Now, sizeof (f) = 4bytes) You assign k.f = 5345341 or whatever . When you access the array k.arr[0] it will access the 0th byte of the float f, when you do k.arr[1] it access the 1st byte of the float f . The array is not empty as both the float and the array points the same memory location but access differently.

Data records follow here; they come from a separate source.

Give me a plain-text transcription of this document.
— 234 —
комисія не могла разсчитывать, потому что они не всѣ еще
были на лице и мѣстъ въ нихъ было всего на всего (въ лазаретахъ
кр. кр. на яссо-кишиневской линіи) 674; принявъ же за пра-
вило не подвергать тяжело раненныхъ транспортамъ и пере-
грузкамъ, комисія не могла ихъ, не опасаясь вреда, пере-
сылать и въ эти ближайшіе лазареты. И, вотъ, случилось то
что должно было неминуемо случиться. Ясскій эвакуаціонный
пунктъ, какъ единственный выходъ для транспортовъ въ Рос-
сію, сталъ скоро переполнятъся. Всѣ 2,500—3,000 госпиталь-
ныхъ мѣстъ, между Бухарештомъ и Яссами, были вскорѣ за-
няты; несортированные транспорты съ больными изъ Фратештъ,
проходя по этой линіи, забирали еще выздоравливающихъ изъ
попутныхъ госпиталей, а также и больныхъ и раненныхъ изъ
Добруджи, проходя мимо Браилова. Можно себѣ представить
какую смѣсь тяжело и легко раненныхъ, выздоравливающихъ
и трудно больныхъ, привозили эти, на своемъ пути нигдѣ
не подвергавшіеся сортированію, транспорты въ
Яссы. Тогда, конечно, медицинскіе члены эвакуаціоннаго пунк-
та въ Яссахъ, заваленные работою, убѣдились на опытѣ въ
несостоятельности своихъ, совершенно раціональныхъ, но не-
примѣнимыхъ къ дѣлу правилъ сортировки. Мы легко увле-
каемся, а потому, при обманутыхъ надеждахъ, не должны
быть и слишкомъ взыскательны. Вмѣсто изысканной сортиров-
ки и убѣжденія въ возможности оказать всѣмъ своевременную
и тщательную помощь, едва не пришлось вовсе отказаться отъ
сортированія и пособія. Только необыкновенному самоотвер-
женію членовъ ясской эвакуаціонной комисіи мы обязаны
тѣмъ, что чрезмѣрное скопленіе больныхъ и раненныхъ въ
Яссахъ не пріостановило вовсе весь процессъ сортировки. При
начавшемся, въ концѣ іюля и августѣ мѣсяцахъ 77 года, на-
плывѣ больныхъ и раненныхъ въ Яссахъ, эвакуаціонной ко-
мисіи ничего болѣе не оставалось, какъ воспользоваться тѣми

This is actually a mechanism to access the 4 bytes of float bytewise.
NOTE THAT k.arr[0] may address the last byte instead of 1st byte (as told above), this depends on the byte ordering of storage in memory (See little endian and big endian byte ordering for this)
Union k
+--------+--------+--------+--------+ --+
| arr[0] | arr[1] | arr[2] | arr[3] | |
+--------+--------+--------+--------+ |---> Shares same location (in little endian)
| float f | |
+-----------------------------------+ --+
Or the byte ordering could be reversed
Union k
+--------+--------+--------+--------+ --+
| arr[3] | arr[2] | arr[1] | arr[0] | |
+--------+--------+--------+--------+ |---> Shares same location (in big endian)
| float f | |
+-----------------------------------+ --+
Your code loops on this and shifts the c which propagates the only 1 in the c from bit 7 to bit 0 in one step at a time in each location, and the bitwise anding checks actually every bit position of the bytes of the float variable f, and prints a 1 if it is 1 else 0.
If you print all the 4 bytes of the float, then you can see the IEEE 754 representation.
c has single bit in it set. 128 is 10000000 in binary. if(k.c[2] & c) checks if that bit is set in k.c[2] as well. Then the bit in c is shifted around to check for other bits.
As result the program is made to display the binary representation of float it seems.